Une chronique de Lieven Callant
Sophie Divry, Cinq mains coupées, Éditions du Seuil, Paris octobre 2020, 121 pages, 14€
Allô Place Beauveau du journaliste et documentaliste David Dufresne recense depuis novembre 2018 toutes les violences d’état commises par la police lors des manifestations des Gilets jaunes.


- La grenade lacrymogène instantanée GLI F4 responsable des mutilations dont il est question dans le livre.
- Le lanceur de balles de défense LBD40
- La grenade de désencerclement GMD
Il y a eu 992 signalements, 4 décès, 353 blessures à la tête, 30 éborgnés, 6 mains arrachées.
La France est le seul pays d’Europe à utiliser ce type d’armement sur sa population. Ces armes de guerre provoquent de sévères lésions pourtant le ministère de l’intérieur a renouvelé son stock en passant une nouvelle commande massive de ces armes.

« Cinq mains coupées » n’est pas un livre ordinaire d’abord parce qu’aucune des phrases n’a été écrites par l’auteur. Sophie Divry a recueilli les témoignages des cinq personnes qui ont eu la main arrachée lors des manifestations des gilets jaunes. Elle a repris mot pour mot, phrase après phrase ne modifiant que la ponctuation et la juxtaposition des propos. Le texte obtenu respecte ainsi aussi bien l’intégrité du témoignage que celle de la personne. On s’écarte du voyeurisme, de la dramatisation ou au contraire de la banalisation opérée par les « grands » médias. Les victimes parlent en choeur, on devine que ce qui a bouleversé leur vie aurait pu arrivé à chacun d’entre nous.

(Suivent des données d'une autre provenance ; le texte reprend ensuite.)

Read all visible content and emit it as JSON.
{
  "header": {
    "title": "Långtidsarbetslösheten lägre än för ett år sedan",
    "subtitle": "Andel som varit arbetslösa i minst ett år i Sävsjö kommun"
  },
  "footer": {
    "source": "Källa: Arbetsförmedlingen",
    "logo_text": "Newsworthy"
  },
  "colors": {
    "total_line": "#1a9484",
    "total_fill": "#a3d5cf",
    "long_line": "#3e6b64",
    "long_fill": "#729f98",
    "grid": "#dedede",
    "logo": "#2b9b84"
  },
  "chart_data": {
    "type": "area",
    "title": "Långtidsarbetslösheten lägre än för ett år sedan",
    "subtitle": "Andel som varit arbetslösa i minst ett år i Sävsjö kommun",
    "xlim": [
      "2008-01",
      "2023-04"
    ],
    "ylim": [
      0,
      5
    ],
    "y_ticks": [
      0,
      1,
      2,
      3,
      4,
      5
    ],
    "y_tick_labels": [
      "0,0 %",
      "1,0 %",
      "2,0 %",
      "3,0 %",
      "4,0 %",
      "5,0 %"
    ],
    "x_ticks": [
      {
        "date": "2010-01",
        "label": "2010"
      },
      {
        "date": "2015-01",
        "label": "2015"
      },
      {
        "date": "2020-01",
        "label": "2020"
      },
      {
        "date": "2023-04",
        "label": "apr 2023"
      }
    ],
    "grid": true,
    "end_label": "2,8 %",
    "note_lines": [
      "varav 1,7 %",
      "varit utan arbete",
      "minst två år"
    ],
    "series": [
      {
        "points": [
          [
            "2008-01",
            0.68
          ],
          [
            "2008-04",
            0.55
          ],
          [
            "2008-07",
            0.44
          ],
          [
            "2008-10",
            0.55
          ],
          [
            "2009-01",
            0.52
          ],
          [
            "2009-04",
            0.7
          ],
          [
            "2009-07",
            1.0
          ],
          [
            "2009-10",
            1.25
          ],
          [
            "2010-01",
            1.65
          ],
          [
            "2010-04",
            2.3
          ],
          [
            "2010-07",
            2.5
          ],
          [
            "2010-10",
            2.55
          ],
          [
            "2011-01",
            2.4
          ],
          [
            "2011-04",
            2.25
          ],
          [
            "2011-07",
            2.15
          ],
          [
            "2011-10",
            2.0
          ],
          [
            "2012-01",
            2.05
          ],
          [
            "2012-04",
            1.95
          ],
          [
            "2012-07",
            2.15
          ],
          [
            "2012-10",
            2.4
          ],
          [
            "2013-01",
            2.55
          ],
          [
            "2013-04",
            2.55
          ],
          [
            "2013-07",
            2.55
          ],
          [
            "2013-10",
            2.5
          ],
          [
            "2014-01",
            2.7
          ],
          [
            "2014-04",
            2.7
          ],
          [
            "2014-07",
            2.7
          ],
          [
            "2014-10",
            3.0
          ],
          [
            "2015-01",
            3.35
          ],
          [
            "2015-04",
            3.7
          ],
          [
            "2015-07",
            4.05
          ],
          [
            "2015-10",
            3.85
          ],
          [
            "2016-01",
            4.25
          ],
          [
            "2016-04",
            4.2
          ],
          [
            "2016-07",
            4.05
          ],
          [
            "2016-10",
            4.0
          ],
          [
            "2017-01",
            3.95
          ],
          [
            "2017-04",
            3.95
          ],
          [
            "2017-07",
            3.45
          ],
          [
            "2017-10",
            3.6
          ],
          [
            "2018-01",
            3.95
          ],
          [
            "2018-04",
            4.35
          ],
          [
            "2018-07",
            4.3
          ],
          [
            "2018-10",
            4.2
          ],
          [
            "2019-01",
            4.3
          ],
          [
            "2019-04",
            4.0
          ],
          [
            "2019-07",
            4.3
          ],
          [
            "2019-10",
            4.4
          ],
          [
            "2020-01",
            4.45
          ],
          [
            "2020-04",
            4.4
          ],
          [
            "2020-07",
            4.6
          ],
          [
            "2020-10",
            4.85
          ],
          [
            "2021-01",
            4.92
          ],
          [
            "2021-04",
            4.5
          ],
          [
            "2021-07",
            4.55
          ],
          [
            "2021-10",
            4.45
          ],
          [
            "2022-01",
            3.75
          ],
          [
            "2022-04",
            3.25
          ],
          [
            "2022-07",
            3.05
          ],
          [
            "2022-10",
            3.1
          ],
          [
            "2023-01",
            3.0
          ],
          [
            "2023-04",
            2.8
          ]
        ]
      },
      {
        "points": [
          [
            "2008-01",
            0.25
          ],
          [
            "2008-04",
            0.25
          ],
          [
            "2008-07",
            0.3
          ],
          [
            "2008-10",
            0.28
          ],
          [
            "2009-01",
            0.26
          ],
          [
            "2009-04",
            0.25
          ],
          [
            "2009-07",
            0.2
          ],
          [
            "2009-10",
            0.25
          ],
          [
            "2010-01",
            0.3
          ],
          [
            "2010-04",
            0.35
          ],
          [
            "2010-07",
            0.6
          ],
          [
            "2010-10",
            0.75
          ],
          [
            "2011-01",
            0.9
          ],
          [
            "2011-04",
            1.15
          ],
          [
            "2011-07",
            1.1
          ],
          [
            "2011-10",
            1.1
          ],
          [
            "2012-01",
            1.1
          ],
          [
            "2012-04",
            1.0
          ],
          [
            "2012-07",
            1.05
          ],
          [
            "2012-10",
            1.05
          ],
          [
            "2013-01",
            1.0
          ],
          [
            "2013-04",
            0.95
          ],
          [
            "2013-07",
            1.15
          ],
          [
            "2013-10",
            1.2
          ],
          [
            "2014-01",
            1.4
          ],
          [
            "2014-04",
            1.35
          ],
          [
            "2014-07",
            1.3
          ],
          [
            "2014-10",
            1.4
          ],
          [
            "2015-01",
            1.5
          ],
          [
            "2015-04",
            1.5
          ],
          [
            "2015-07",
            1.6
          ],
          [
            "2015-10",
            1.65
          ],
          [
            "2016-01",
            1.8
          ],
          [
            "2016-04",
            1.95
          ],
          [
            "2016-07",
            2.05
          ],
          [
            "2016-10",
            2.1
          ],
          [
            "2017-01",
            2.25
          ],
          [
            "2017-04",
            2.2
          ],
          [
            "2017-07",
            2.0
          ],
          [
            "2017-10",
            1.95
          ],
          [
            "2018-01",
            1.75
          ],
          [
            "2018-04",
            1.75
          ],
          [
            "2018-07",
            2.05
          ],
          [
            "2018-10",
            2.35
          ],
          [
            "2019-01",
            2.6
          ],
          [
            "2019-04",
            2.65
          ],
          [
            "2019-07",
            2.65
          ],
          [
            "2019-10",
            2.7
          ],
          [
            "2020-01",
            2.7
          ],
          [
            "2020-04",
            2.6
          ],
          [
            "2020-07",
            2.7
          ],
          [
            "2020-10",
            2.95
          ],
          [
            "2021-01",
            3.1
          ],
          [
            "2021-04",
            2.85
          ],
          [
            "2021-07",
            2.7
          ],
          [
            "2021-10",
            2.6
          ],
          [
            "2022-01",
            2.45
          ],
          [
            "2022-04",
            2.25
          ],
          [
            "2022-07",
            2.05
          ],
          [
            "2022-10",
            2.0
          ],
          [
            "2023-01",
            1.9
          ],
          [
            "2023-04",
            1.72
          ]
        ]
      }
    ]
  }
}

Les histoires racontées dans ce livre se ressemblent, des Français un jour décident de sortir de chez eux, de se joindre au mouvement de contestation qui dénonce les difficultés que rencontrent de plus en plus de gens à vivre correctement et dignement de leur salaire. Les fins de mois sont de plus en plus difficiles. Beaucoup aussi se sentent concernés par la situation écologique de la planète et exigent de nos gouvernants qu’ils prennent les mesures politiques nécessaires.
Un jour leur vie bascule et ne sera plus jamais la même.
Les souffrances sont multiples et diverses. Les blessures sont graves et conduisent toutes à l’amputation de la main droite . La plupart des victimes ignorait totalement ce qu’était une grenade de désencerclement, n’avait pas d’expérience violente en manifestation. Aucune n’a ramassé la grenade en vue de la relancer vers les forces de l’ordre, comme cela a été affirmé par les forces de l’ordre et le ministre de l’intérieur de l’époque. Toutes les victimes se trouvaient au mauvais endroit au mauvais moment. Aucune n’était violente ou susceptible de commettre une violence. L’usage de la force s’est abattue sur ces personnes d’une manière totalement disproportionnée.
Pourtant pour les cinq personnes qui ont perdu leur main et pour leur famille, l’incompréhension ne se transforme jamais en haine revancharde. Les questions sont nombreuses et restent sans réponse. Pourquoi une telle violence a-t-elle été utilisée contre eux? Qu’avaient-ils fait pour mériter un tel traitement aussi violent et arbitraire? La police n’est-elle pas censée protéger la population même quand elle manifeste?
« Cinq mains coupées », ce titre me fait tristement penser aux châtiments divers et multiples infligés à une population qu’on veut réprimer et asservir. La punition la plus courante du système répressif brutal et sauvage mis en place par l’administration belge au Congo était justement de couper la main à ceux qu’on réduisait à l’esclavage et qui osaient se rebeller. Ce châtiment est malheureusement encore utilisé par les dictatures et les régimes sanguinaires. On devine le message que le gouvernement veut envoyer à la population: S’opposer au régime est un crime. Que ou qui cherche-t-on à protéger? A-t-on encore l’opportunité de manifester ou de se mettre en grève sans risquer une répression brutale et sauvage de la part de ceux qui sont censés nous protéger?
Heureusement, le livre de Sophie Divry n’est pas un pamphlet et se garde soigneusement de sombrer dans la mise en garde politique. Ce qu’on entend ce sont des êtres humains, celle qui répercute ces voix est une personne sensible et sans apriori. Il est tout simplement nécessaire d’entendre ceux et celles qui sont blessés dans leur chair sans les juger, sans les condamner.
Ce livre comme bien d’autres m’interpelle sur la notion de liberté, ce qu’elle implique, ce qu’elle réclame et revendique. Naturellement, cette notion se travaille, se réfléchit. On la nourrit aussi par l’expérience, la vigilance personnelle à l’égard des autres, de tous les autres.